Forgetting.com
- First edition
- Author: Ahlam Mosteghanemi
- Language: Arabic
- Genre: Novel
- Published: 2009
- Publisher: Dar Nofal
- Publication place: Algeria
- Pages: 335
- OCLC: 784580044

= Forgetting.com =

2013 Algerian novel

Forgetting.com is a novel by Algerian novelist Ahlam Mosteghanemi. It was published in 2009.

The novel revolves around tips for forgetting a lover. Through this novel, Mosteghanemi tries to provide magical recipes for every female to forget her man. Mosteghanemi prohibited the sale of this novel to men.

Mosteghanemi describes forgetting men as having a super ability to quickly forget, and that the real problem does not lie in relationships in general and only in men, but rather in the way women love, which pushes them to sacrifice anything to keep the man in their lives. Mosteghanemi advises women, saying (Love him as A woman did not love / forget him as men forget) claiming that men are able to forget faster than women.

== Synopsis ==
The novel starts when the heroine Ahlam - the writer herself - meets her friend Camelia, whose man abandoned her. She lives with her, and agrees to call her every day at the same time as the man who abandoned her.

Ahlam calls her friend every day at the same time for two months, and one day they went together to a poetry evening and met by chance the man who had abandoned her friend.

The next day, when Ahlam tried to call her friend, she found the line busy.

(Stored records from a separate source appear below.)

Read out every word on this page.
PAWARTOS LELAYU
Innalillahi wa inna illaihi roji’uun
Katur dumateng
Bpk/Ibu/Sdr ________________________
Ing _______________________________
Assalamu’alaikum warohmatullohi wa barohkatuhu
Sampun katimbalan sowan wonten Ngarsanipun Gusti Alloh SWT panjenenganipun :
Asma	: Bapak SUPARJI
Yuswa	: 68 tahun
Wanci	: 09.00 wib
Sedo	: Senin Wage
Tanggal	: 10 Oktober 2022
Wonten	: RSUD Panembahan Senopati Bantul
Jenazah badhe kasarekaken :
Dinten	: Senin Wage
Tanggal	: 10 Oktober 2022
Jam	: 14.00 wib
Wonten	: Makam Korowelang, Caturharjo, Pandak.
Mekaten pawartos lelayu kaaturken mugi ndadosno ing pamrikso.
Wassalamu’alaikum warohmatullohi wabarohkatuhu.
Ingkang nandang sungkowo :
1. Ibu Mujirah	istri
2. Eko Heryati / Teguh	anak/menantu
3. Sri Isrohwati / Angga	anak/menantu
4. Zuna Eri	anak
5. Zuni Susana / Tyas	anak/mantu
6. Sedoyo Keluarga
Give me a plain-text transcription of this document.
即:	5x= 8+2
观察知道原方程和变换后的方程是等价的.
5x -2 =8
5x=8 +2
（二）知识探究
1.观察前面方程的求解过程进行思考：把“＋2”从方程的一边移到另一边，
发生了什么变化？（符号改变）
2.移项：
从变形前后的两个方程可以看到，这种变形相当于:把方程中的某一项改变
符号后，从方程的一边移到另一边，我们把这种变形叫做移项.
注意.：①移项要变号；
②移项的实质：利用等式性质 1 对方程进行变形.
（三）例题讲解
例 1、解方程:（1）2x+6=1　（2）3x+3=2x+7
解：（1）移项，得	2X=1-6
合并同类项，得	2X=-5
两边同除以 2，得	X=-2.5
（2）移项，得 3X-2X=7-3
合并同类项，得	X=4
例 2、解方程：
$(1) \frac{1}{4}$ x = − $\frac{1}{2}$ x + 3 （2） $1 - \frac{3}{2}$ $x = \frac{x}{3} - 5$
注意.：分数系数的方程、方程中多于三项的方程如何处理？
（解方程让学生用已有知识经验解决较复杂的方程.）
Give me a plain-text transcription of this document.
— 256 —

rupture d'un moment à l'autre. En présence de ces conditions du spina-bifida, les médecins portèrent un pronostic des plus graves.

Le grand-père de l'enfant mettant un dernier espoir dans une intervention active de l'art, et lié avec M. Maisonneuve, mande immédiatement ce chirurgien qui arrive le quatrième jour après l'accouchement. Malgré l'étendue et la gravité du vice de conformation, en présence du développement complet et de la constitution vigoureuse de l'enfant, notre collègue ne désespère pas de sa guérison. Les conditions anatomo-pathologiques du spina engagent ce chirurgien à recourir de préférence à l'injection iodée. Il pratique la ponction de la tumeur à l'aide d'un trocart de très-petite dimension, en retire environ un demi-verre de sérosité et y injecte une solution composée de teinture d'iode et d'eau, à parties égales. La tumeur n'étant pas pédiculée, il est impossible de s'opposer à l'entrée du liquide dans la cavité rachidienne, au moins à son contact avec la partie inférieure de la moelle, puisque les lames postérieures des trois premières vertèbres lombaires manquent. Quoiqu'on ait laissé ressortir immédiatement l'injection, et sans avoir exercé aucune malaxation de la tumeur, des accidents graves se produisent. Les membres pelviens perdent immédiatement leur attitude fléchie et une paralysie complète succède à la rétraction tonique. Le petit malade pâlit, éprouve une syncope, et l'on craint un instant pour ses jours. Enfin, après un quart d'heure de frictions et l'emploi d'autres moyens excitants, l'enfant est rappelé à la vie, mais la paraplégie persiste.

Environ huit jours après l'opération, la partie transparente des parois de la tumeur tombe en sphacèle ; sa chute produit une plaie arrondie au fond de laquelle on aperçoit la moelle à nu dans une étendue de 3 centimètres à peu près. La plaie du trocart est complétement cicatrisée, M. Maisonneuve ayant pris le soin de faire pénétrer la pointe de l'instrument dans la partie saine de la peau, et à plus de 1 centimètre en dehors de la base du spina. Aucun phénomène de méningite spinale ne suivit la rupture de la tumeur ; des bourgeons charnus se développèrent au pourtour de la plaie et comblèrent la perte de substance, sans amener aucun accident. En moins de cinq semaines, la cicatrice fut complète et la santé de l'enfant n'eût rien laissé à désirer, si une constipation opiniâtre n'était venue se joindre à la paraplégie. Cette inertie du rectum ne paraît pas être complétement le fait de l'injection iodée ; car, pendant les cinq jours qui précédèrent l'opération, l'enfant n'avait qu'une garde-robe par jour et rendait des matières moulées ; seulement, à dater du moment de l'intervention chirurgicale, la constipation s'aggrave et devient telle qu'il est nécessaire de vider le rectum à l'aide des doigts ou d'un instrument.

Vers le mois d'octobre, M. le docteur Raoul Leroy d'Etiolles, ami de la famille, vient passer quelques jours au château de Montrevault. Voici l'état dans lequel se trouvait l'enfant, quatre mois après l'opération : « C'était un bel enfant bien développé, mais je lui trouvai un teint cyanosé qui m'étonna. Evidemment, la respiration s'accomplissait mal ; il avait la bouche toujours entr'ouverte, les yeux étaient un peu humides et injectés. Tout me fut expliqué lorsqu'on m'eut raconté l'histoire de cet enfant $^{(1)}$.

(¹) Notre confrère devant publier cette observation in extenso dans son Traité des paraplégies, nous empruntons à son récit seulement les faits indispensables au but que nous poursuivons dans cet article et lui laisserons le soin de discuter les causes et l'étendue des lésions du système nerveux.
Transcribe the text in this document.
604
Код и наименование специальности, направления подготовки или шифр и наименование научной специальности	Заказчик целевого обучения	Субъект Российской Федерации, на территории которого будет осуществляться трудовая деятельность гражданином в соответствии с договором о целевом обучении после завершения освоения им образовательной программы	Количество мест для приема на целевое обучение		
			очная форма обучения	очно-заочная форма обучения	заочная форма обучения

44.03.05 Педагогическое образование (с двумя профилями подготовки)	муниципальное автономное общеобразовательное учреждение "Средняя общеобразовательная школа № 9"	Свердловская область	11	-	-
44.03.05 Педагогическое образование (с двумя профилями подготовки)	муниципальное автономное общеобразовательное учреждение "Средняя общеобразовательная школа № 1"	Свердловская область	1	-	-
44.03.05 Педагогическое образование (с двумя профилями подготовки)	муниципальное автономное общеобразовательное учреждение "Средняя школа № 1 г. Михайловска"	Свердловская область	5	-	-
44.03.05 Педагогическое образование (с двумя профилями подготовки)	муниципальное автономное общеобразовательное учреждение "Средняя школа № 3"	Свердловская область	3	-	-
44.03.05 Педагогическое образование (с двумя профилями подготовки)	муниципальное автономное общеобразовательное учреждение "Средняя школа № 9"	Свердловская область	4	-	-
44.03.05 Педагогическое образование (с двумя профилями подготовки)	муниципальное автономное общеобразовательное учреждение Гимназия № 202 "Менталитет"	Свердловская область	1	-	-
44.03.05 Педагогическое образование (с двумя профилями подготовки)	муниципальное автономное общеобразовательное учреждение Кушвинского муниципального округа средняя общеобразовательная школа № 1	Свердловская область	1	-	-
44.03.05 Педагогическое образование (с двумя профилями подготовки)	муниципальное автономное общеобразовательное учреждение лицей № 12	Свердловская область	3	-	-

This made her sure that she had returned to a relationship with that man, so she felt angry and stopped calling.

== Excerpts ==
From the novel:

"There are two types of misery, the first is that you do not get what you wish for, and the second is that it comes to you when you and your wishes have changed after you have been miserable because of them for years.

"They talk behind me because they are already behind me so I don't care.

"Tomorrow from the same place the sun will rise; For as it goes away inside you, it will rise again from you.

"It remains that the ideal treatment for all heart aches is laughter, and not taking memory seriously."